Incumbents Lock Up Md. Congressional Delegation - Southern Maryland Headline News

Incumbents Lock Up Md. Congressional Delegation


By BRIANNA BOND, Capital News Service

WASHINGTON - Maryland's seven congressional incumbents sailed to victory Tuesday with all winning at least 50 percent of the vote, and Democrat John Sarbanes took the state's only open seat, according to unofficial results from the State Board of Elections.

The results, which maintained the six-to-two balance between Democrats and Republicans in the state's congressional delegation, enhanced the state's clout nationally as the Democratic Party commanded control of the House and will at least share power with Republicans in the Senate.

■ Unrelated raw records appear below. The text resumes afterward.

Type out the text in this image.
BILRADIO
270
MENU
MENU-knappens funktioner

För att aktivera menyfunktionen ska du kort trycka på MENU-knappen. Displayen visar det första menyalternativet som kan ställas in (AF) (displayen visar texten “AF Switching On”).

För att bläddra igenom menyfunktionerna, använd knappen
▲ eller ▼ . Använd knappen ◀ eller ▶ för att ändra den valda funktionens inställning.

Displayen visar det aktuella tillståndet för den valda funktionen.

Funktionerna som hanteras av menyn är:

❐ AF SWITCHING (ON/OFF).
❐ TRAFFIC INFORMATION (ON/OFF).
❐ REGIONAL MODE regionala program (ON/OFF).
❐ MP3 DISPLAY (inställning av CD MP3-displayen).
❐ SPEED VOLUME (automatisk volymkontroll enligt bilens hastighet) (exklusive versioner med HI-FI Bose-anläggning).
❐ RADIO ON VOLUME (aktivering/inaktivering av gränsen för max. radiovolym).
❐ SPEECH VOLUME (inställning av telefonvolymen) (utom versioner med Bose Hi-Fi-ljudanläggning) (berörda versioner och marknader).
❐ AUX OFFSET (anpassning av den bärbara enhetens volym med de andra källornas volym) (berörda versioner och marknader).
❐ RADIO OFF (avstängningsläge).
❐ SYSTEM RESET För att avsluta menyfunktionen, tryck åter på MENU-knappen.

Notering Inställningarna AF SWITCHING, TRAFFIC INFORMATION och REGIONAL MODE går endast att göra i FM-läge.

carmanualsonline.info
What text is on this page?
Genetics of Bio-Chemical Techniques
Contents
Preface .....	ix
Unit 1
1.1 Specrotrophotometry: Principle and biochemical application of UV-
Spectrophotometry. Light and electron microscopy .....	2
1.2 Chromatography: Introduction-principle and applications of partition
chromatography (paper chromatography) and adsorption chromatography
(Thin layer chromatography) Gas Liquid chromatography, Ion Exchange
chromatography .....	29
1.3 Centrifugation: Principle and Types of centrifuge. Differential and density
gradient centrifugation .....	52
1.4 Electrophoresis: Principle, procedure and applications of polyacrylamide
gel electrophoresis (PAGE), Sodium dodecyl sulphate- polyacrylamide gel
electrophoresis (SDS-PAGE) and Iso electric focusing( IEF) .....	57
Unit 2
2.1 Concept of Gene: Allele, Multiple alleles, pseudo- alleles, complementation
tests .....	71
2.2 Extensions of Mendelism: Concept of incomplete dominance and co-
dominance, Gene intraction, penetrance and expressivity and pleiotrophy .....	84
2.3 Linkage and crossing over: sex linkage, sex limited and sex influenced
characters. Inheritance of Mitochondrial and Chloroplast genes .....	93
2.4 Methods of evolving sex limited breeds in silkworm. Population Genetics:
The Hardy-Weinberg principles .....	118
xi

"I think that a lot of things happened last night but clearly the message from around the country was one for change," said Rep. Chris Van Hollen, D-Kensington, who beat Republican challenger Jeff Stein in the 8th Congressional District race with 77 percent of the vote.

In the 5th Congressional District, Rep. Steny Hoyer, D-Mechanicsville, easily won re-election with 83 percent of the vote against Green Party candidate Steve Warner. The minority whip will start his 14th term vying for the majority leader position in a newly Democratic-controlled House.

Rep. Roscoe Bartlett, R-Frederick, one of two Republican representatives, won re-election with 58 percent of the vote, the smallest margin of all the incumbent races. His opponent, Andrew Duck, garnered national attention as an Iraq military intelligence officer and outspoken critic of the war. Duck waged a comparatively strong campaign, seizing 39 percent of the vote, but came up short in his attempt to unseat the seven-term incumbent.

"Congressman Bartlett had a very comfortable win in a very tough year," said Bartlett's spokeswoman, Lisa Wright, who said the congressman had expressed concern about an overall "drag on Republican candidates."

In the 4th Congressional District, Rep. Albert R. Wynn, D-Largo, toppled Republican Moshe Starkman with relative ease winning 81 percent of the vote, after barely eking out a victory in the primary over challenger Donna Edwards, who came within 3,000 votes of unseating the seven-term incumbent.

Sarbanes, a political newcomer and son of retiring Sen. Paul S. Sarbanes, won the 3rd Congressional District seat vacated by Rep. Ben Cardin with 65 percent of the vote, beating Republican John White. Cardin, who's never lost an election, beat Lt. Gov. Michael Steele in the Senate race.

Rep. Wayne Gilchrest, R-Kennedyville, beat Democratic challenger Jim Corwin in the 1st Congressional District with 68 percent.

"The clear sentiment of the country was 'We want a change of direction', and so, to a large extent, each individual race was nationalized," Gilchrest said, who condemned Bush's negative rhetoric against the Democrats.

Dissatisfaction with the Iraq war and the Bush administration gave Corwin a strong wave of support, but he struggled to get his message out to voters across the Eastern Shore and in Anne Arundel, Harford and Baltimore counties thanks to a marked financial disadvantage.

"The only way to do this is to concentrate much earlier on raising money . . . and I did not do that," Corwin said.

Other campaigns failed to provide strong opposition to Democratic incumbents, particularly in the 2nd Congressional District, where Rep. C.A. Dutch Ruppersberger, D-Cockeysville, drubbed Republican challenger, Jimmy Mathis, with 70 percent.

Rep. Elijah Cummings, D-Baltimore, ran unopposed in the 7th Congressional District.

"The state took a big, giant, step backwards last night in terms of a two-party system," said Zach P. Messitte, political science professor at St. Mary's College of Maryland.

"The fact that the Republican Party only holds two out of eight congressional seats is very indicative of the election yesterday," said Audra Miller, spokeswoman for the Maryland Republican Party, who said the group focused more on state-wide races.

Though GOP candidates across the state suffered big blows, she said, at this point there's not much that can be done. "The voters spoke."